2 bedroom houses. not big houses.
bobl Volo, non valeo
Baloney detecter WFR
"But when you're a kibbutzer and have no responsibility to decide the facts and apply the law, you can reach any conclusion you want because it doesn't matter." SHG
At the last Homebuilders Association meeting I talked with a salesman who has a contractor client that is putting in a subdivision of small lots, small houses and sold seven very quickly.
Nothing over 1200 sqr ft. Including one that was 1100 sqr ft with a 1200 sqr ft attached garage.
Less than a mile down the road from me there is a 98 acre developement, with a minimum building size of 2500 sqr ft. In three years not a single home has yet been built.
Bowz
>>a 98 acre developement, with a minimum building size of 2500 sqr ft. In three years not a single home has yet been built
That sounds more like a planning or marketing fiasco than an economic phenomenon. Or maybe the lots are too pricey?
Yes that could be. It is a development put in by one of the area's large excavating contractors. They have done a number of them within 50 miles of here, so it wasn't put in by a first time idiot. Pricey lots could be it too, but my gut feeling is that people are scared to be the first to build in a new developement when there are other developements struggling too, and the existing stuff is not moving real quickly.
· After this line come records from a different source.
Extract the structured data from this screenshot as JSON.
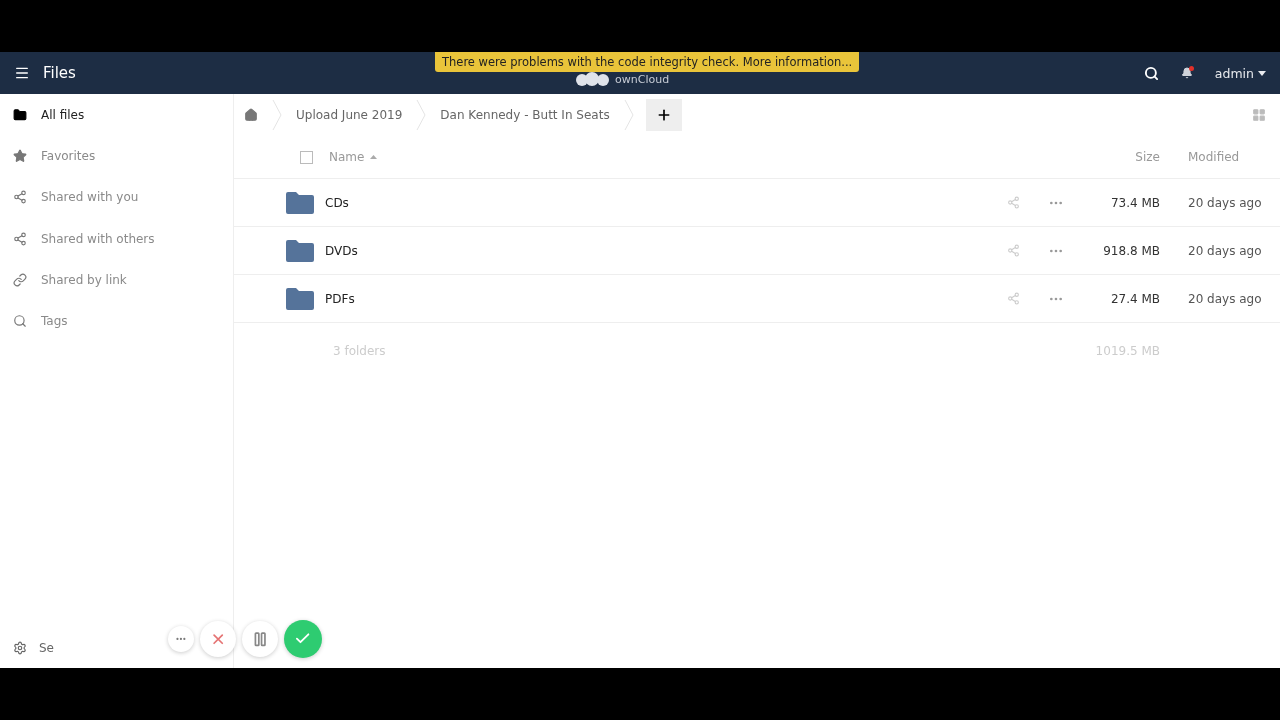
{
  "header": {
    "app_title": "Files",
    "banner": "There were problems with the code integrity check. More information...",
    "logo_text": "ownCloud",
    "notifications_unread": true,
    "user": "admin"
  },
  "sidebar": {
    "items": [
      {
        "label": "All files",
        "kind": "folder",
        "selected": true
      },
      {
        "label": "Favorites",
        "kind": "star",
        "selected": false
      },
      {
        "label": "Shared with you",
        "kind": "share",
        "selected": false
      },
      {
        "label": "Shared with others",
        "kind": "share",
        "selected": false
      },
      {
        "label": "Shared by link",
        "kind": "link",
        "selected": false
      },
      {
        "label": "Tags",
        "kind": "search",
        "selected": false
      }
    ],
    "settings_label": "Se"
  },
  "breadcrumbs": [
    "Upload June 2019",
    "Dan Kennedy - Butt In Seats"
  ],
  "table": {
    "select_all_checked": false,
    "columns": {
      "name": "Name",
      "size": "Size",
      "modified": "Modified"
    },
    "sorted_ascending": true,
    "rows": [
      {
        "kind": "folder",
        "name": "CDs",
        "size": "73.4 MB",
        "modified": "20 days ago",
        "checked": false
      },
      {
        "kind": "folder",
        "name": "DVDs",
        "size": "918.8 MB",
        "modified": "20 days ago",
        "checked": false
      },
      {
        "kind": "folder",
        "name": "PDFs",
        "size": "27.4 MB",
        "modified": "20 days ago",
        "checked": false
      }
    ],
    "summary": {
      "count": "3 folders",
      "size": "1019.5 MB"
    }
  },
  "recorder": [
    {
      "kind": "more"
    },
    {
      "kind": "cancel"
    },
    {
      "kind": "pause"
    },
    {
      "kind": "done"
    }
  ]
}
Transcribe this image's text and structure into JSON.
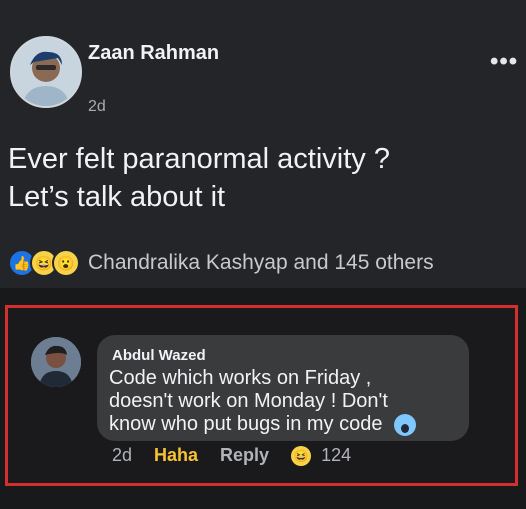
{
  "post": {
    "author": "Zaan Rahman",
    "time": "2d",
    "text_line1": "Ever felt paranormal activity ?",
    "text_line2": "Let’s talk about it",
    "more": "•••",
    "reactions": {
      "icons": [
        "like-icon",
        "haha-icon",
        "wow-icon"
      ],
      "summary": "Chandralika Kashyap and 145 others"
    }
  },
  "comment": {
    "author": "Abdul Wazed",
    "text_line1": "Code which works on Friday ,",
    "text_line2": "doesn't work on Monday ! Don't",
    "text_line3": "know who put bugs in my code",
    "time": "2d",
    "haha": "Haha",
    "reply": "Reply",
    "reaction_count": "124"
  },
  "colors": {
    "accent_haha": "#f7c233",
    "like_blue": "#1b74e4",
    "highlight": "#d32f2f"
  }
}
There is another developement of large houses about 2 miles away with some lakefront lots. 1st phase went in about 8 years ago and sold real well. 2nd phase went in about 3 yrs ago and I would guess less than 1/4 of the lots are sold and built on.
I think the planning fiasco was to think that large houses on big lots are going to keep getting snapped up. But I've been wrong before: Just ask my wife!